-- President-elect Donald Trump announced Thursday night that he will "appoint" retired Marine Gen. James "Mad Dog" Mattis to be his secretary of defense.
"We are going to appoint 'Mad Dog' Mattis as our Secretary of Defense," Trump said at a rally in Cincinnati, Ohio. "But we're not announcing it till Monday so don't tell anybody. Mad dog. He's great. He is great."
Under the Appointments Clause of the U.S. Constitution, certain federal positions appointed by the president -- including secretary of defense -– require confirmation of the U.S. Senate.
After their hourlong meeting in November, President-elect Donald Trump described retired Marine Gen. James Mattis — thought to be a contender for defense secretary — as “the real deal.”
He earned his nicknames Mad Dog and the Warrior Monk for his attention to military tactics and strategy. He is known for his candor and blunt talk, which have at times gotten him into hot water.
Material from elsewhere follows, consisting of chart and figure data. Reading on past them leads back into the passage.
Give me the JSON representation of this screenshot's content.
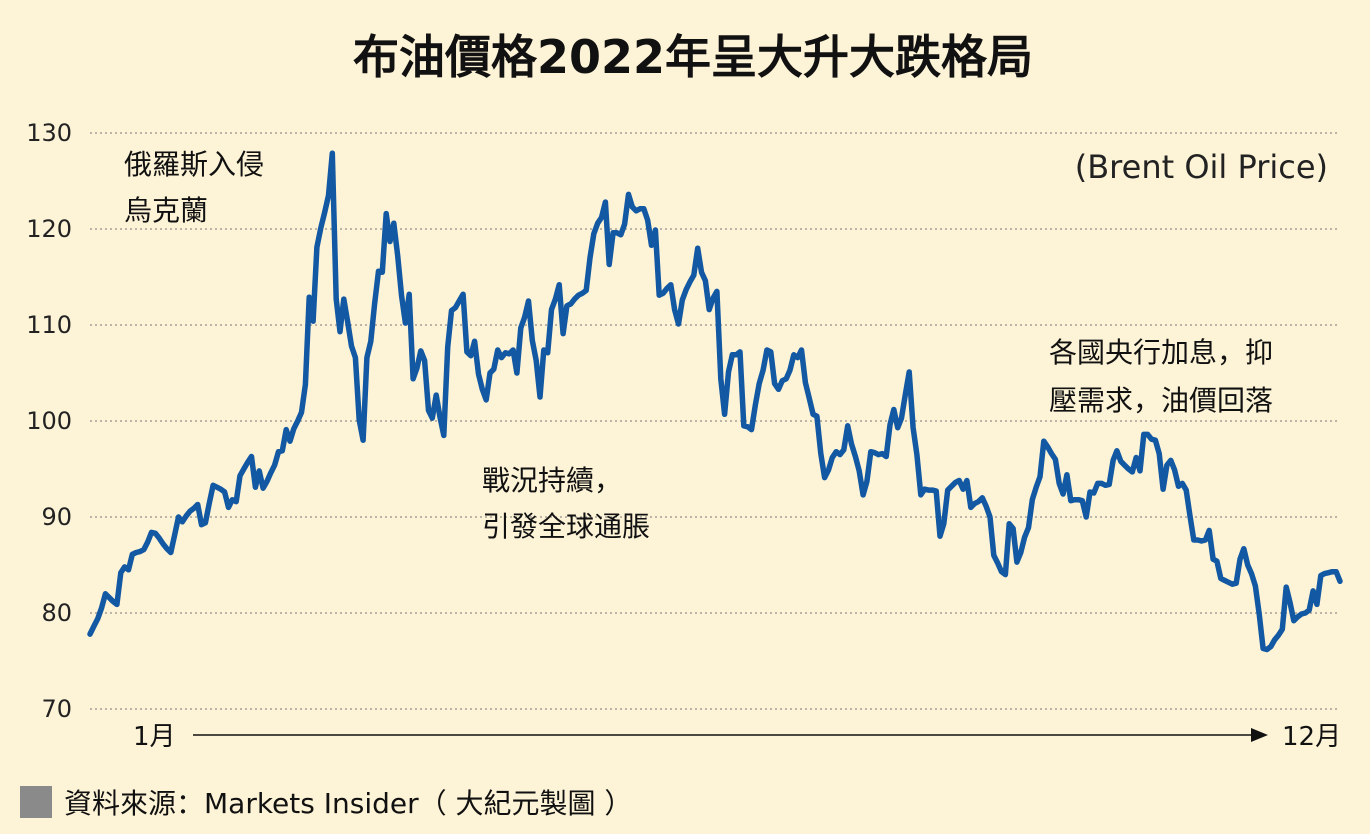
{
  "chart_data": {
    "type": "line",
    "title": "布油價格2022年呈大升大跌格局",
    "subtitle": "(Brent Oil Price)",
    "xlabel": "",
    "ylabel": "",
    "ylim": [
      70,
      130
    ],
    "yticks": [
      130,
      120,
      110,
      100,
      90,
      80,
      70
    ],
    "x_start_label": "1月",
    "x_end_label": "12月",
    "grid": true,
    "annotations": [
      {
        "lines": [
          "俄羅斯入侵",
          "烏克蘭"
        ]
      },
      {
        "lines": [
          "戰況持續，",
          "引發全球通脹"
        ]
      },
      {
        "lines": [
          "各國央行加息，抑",
          "壓需求，油價回落"
        ]
      }
    ],
    "series": [
      {
        "name": "Brent Oil Price",
        "color": "#1258a3",
        "values": [
          77.8,
          78.6,
          79.4,
          80.5,
          82.0,
          81.6,
          81.2,
          80.9,
          84.2,
          84.8,
          84.5,
          86.1,
          86.3,
          86.4,
          86.6,
          87.4,
          88.4,
          88.3,
          87.8,
          87.2,
          86.7,
          86.3,
          88.1,
          90.0,
          89.5,
          90.1,
          90.6,
          90.9,
          91.3,
          89.2,
          89.4,
          91.4,
          93.3,
          93.1,
          92.9,
          92.6,
          91.0,
          91.8,
          91.6,
          94.3,
          95.0,
          95.7,
          96.3,
          93.1,
          94.8,
          93.0,
          93.7,
          94.6,
          95.4,
          96.8,
          96.9,
          99.1,
          97.9,
          99.2,
          100.0,
          100.9,
          103.8,
          112.9,
          110.4,
          118.1,
          120.1,
          121.7,
          123.5,
          127.9,
          112.7,
          109.3,
          112.7,
          110.3,
          107.8,
          106.6,
          100.1,
          98.0,
          106.6,
          108.3,
          112.2,
          115.6,
          115.5,
          121.6,
          118.7,
          120.6,
          117.2,
          113.1,
          110.2,
          113.2,
          104.4,
          105.5,
          107.3,
          106.3,
          101.1,
          100.3,
          102.7,
          100.4,
          98.5,
          107.7,
          111.5,
          111.8,
          112.5,
          113.2,
          107.2,
          106.8,
          108.3,
          104.9,
          103.3,
          102.2,
          105.0,
          105.4,
          107.4,
          106.6,
          107.1,
          107.0,
          107.4,
          105.0,
          109.7,
          110.8,
          112.5,
          108.4,
          106.3,
          102.5,
          107.4,
          107.1,
          111.6,
          112.7,
          114.2,
          109.1,
          112.0,
          112.2,
          112.7,
          113.1,
          113.3,
          113.6,
          117.0,
          119.5,
          120.6,
          121.2,
          122.8,
          116.3,
          119.6,
          119.6,
          119.4,
          120.5,
          123.6,
          122.3,
          121.9,
          122.1,
          122.1,
          120.9,
          118.3,
          119.9,
          113.1,
          113.3,
          113.8,
          114.2,
          111.6,
          110.1,
          112.6,
          113.7,
          114.5,
          115.2,
          118.0,
          115.5,
          114.6,
          111.6,
          112.8,
          113.5,
          104.4,
          100.7,
          105.1,
          106.9,
          106.9,
          107.2,
          99.5,
          99.4,
          99.1,
          101.7,
          103.9,
          105.3,
          107.4,
          107.2,
          103.9,
          103.3,
          104.2,
          104.4,
          105.3,
          106.9,
          106.6,
          107.4,
          104.0,
          102.4,
          100.7,
          100.5,
          96.6,
          94.1,
          94.9,
          96.2,
          96.8,
          96.5,
          97.0,
          99.5,
          97.6,
          96.3,
          94.8,
          92.3,
          93.7,
          96.8,
          96.7,
          96.5,
          96.6,
          96.3,
          99.6,
          101.2,
          99.3,
          100.3,
          102.8,
          105.1,
          99.3,
          96.5,
          92.3,
          92.9,
          92.8,
          92.8,
          92.7,
          88.0,
          89.3,
          92.8,
          93.2,
          93.6,
          93.8,
          92.9,
          93.8,
          91.0,
          91.4,
          91.6,
          92.0,
          91.1,
          90.0,
          86.0,
          85.2,
          84.3,
          84.0,
          89.3,
          88.8,
          85.3,
          86.3,
          87.9,
          88.9,
          91.8,
          93.1,
          94.2,
          97.9,
          97.3,
          96.6,
          96.0,
          93.5,
          92.4,
          94.4,
          91.7,
          91.8,
          91.8,
          91.7,
          90.0,
          92.6,
          92.5,
          93.5,
          93.5,
          93.3,
          93.4,
          95.9,
          96.9,
          95.8,
          95.4,
          95.0,
          94.7,
          96.2,
          94.8,
          98.6,
          98.6,
          98.1,
          98.0,
          96.6,
          92.9,
          95.4,
          95.9,
          94.9,
          93.2,
          93.5,
          92.8,
          90.1,
          87.6,
          87.6,
          87.5,
          87.6,
          88.6,
          85.6,
          85.4,
          83.6,
          83.4,
          83.2,
          83.0,
          83.1,
          85.6,
          86.7,
          85.0,
          84.1,
          82.8,
          79.9,
          76.3,
          76.2,
          76.5,
          77.2,
          77.7,
          78.3,
          82.7,
          81.1,
          79.2,
          79.6,
          79.9,
          80.0,
          80.3,
          82.3,
          80.9,
          83.9,
          84.1,
          84.2,
          84.3,
          84.3,
          83.3
        ]
      }
    ]
  },
  "footer": {
    "source": "資料來源：Markets Insider（ 大紀元製圖 ）"
  }
}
Here’s everything you need to know about Mattis:
Name: James N. Mattis
Age: 66 (born Sept. 8, 1950)
Hometown: Pullman, Washington
Family: Single, no children
What he used to do:
2010 to 2013: commander of U.S. Central Command
2007 to 2009: commander of U.S. Joint Forces Command
2006 to 2007: commander of I Marine Expeditionary Force
2005 to 2006: commander of Marine Corps Combat Development Command
2002 to 2004: commander of the 1st Marine Division, led Marine forces into Iraq
Key career moments:
In November 2001, as a brigadier general, Mattis commanded Task Force 58, the first Marine force to enter Afghanistan after the 9/11 attacks.
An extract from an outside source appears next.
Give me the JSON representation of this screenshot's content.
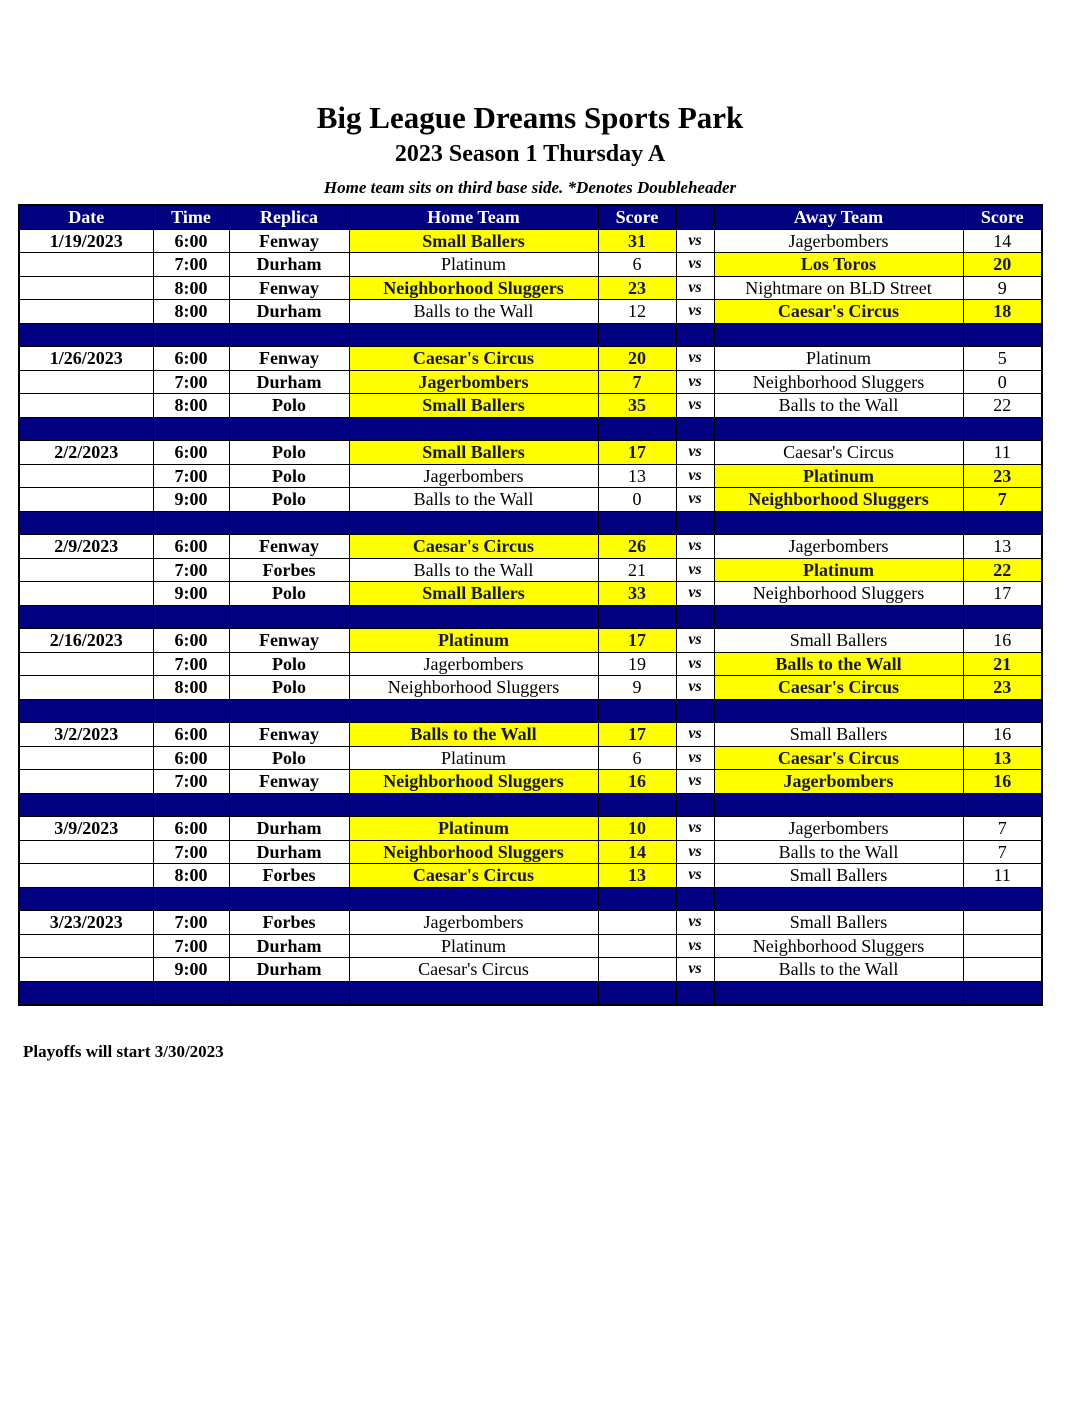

As a lieutenant colonel during the Persian Gulf War in February 1991, Mattis commanded the 1st Battalion, 7th Marine Regiment, one of the units that pushed into Kuwait to liberate it from Iraqi troops.
What you might not know about him:
Mattis is known for a singular focus on military history, tactics and strategy, traits that, along with his unmarried status, led to his Warrior Monk nickname. He is said to have a personal library of 7,000 books and during deployments often took with him “Meditations of Marcus Aurelius,” quotes from the Roman emperor and stoic philosopher. His Mad Dog nickname appears to be a reference to his combative nature on and off the battlefield.
In April, Mattis said in remarks at the Center for Strategic and International Studies, a Washington think tank, “The Iranian regime, in my mind, is the single most enduring threat to stability and peace in the Middle East.” He added, “Among all the issues facing us in the Middle East, I think Iran is actually foremost. And yet at the same time, it appears here in Washington that we’ve forgotten how to keep certain issues foremost.”
In the same speech, he criticized Barack Obama’s administration for being naive about Teheran’s intentions in agreeing to the Iranian nuclear deal. But he was at odds with those who favor scrapping the deal. “We are going to have to recognize that we have an imperfect arms control agreement,” he said. “What we achieved was a nuclear pause, not a nuclear halt. We’re going to have to plan for the worst.”